Re Max

Rent vs Buy: A Reprise

May 12, 2016

By Sheryl Smolkin

Last year when I wrote about the buy vs. rent dilemma which most of us have confronted at some stage of our life, the five questions I suggested that readers consider were:

  1. How big is your down payment?
  2. How much house can you afford?
  3. Is your job secure?
  4. What are your family plans?
  5. What if interest rates go up?

All of those things are still important, but in the last year dramatic changes in both the Saskatchewan and Alberta rental and housing markets due to the drop in the price of oil may influence your decision.

For example, a report released at the end of last year from the real estate company Re Max says house prices in Regina and Saskatoon have dipped compared to a year ago because there are more properties on the market.

In Saskatoon a recent flurry of construction activity “has created market conditions modestly favoring the buyer,” the report says. “Currently, there are four months of inventory on the market and inventory is expected to increase as more of these new builds come to market next year.” The study also notes that the average sale price for a home in Saskatoon was $361,000 last year. However, by December 2015 it was $354,000 — a two percent drop.

Moreover, the report found similar market conditions in Regina, where there has been a lot of new construction taking place. “High inventory kept Regina in a buyer’s market throughout 2015,” the report says. Prices also dipped in Regina, by about three percent compared to 2014. An average Regina home was $329,000 last year and that figure has now dropped down to $320,000. For 2016, Re Max predicts that in both cities average prices will likely remain the same as for the previous year.

Recently interviewed on Breakfast TV Calgary, blogger Bridget Eastgaard said, “Assuming house prices stay down as long as oil prices remain low and layoffs continue to happen [in Calgary] which is unfortunate, it will give you more time to save and invest so you can accumulate the down payment you need to get the house you want.”

With Saskatchewan experiencing a similar downturn, her advice will also resonate with savewithspp.com readers. “If you are uncertain about your own job security now is a good time to wait it out and see what happens in the next year,” Eastgaard said.

Fortunately, if you do opt to continue renting in the short or long-term, the Saskatoon Landlord Association says it’s a tenant’s market with vacancy rates doubling in the city over the last year. According to the Canada Mortgage and Housing Corporation, the vacancy rate went from 3.4% to 6.5% from October 2014 to October 2015. Chandra Lockhart, executive officer with the landlord association attributes this glut in rental properties to the large number of new, unsold houses and condominiums that have been flipped into rentals.

That means renters have lots of leverage Eastgaard says. “You can pick and choose.

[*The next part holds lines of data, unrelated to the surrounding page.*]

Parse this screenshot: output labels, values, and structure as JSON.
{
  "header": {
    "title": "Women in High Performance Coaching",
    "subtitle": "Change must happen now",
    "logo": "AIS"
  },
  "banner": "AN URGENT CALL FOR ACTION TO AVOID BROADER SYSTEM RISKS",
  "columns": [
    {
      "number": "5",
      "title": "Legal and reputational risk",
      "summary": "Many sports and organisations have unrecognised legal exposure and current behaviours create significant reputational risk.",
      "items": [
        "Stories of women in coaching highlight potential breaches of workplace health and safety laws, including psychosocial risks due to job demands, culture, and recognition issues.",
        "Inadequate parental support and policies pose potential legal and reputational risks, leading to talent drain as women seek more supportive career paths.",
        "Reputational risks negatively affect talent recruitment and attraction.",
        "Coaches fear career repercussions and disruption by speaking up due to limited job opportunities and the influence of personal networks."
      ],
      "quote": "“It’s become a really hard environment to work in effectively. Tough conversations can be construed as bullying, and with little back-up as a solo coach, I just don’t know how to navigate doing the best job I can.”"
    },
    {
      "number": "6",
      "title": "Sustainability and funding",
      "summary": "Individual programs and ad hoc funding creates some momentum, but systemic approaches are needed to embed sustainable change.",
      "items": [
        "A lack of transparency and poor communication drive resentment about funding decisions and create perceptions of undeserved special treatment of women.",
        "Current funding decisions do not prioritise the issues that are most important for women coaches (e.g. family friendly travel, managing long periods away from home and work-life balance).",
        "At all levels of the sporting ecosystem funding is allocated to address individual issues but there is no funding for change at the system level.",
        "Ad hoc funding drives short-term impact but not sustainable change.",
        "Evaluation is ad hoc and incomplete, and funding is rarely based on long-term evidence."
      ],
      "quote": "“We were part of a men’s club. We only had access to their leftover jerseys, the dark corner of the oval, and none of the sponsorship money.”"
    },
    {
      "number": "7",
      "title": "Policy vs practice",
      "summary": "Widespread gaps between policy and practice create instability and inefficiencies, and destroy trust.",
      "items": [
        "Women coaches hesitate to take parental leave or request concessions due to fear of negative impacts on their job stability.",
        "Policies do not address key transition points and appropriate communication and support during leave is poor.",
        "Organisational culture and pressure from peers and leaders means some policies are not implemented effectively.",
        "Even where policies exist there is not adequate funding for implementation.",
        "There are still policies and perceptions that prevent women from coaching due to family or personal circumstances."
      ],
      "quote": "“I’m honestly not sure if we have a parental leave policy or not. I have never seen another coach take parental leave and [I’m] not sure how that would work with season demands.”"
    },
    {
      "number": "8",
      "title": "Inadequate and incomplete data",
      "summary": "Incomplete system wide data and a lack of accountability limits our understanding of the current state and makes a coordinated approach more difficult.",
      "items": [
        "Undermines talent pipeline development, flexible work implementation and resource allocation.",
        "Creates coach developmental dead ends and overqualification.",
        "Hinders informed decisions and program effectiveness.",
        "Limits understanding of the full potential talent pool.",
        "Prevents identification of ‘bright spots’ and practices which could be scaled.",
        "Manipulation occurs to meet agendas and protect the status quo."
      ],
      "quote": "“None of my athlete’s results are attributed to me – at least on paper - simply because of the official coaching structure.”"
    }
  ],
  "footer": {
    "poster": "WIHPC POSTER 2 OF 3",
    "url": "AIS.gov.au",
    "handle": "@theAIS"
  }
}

You also have the bargaining chips to negotiate perks like parking spaces, utilities included or even ask for the first month rent free.”

So how do you decide?

If you have already saved a 10% or 15% down payment, it may be an ideal time to buy your first home or trade up. But if you are not quite ready, don’t be in a rush. Lots of great rental stock means you can find a nice place to live and you don’t have to worry that you will be priced out of the market in the immediate future.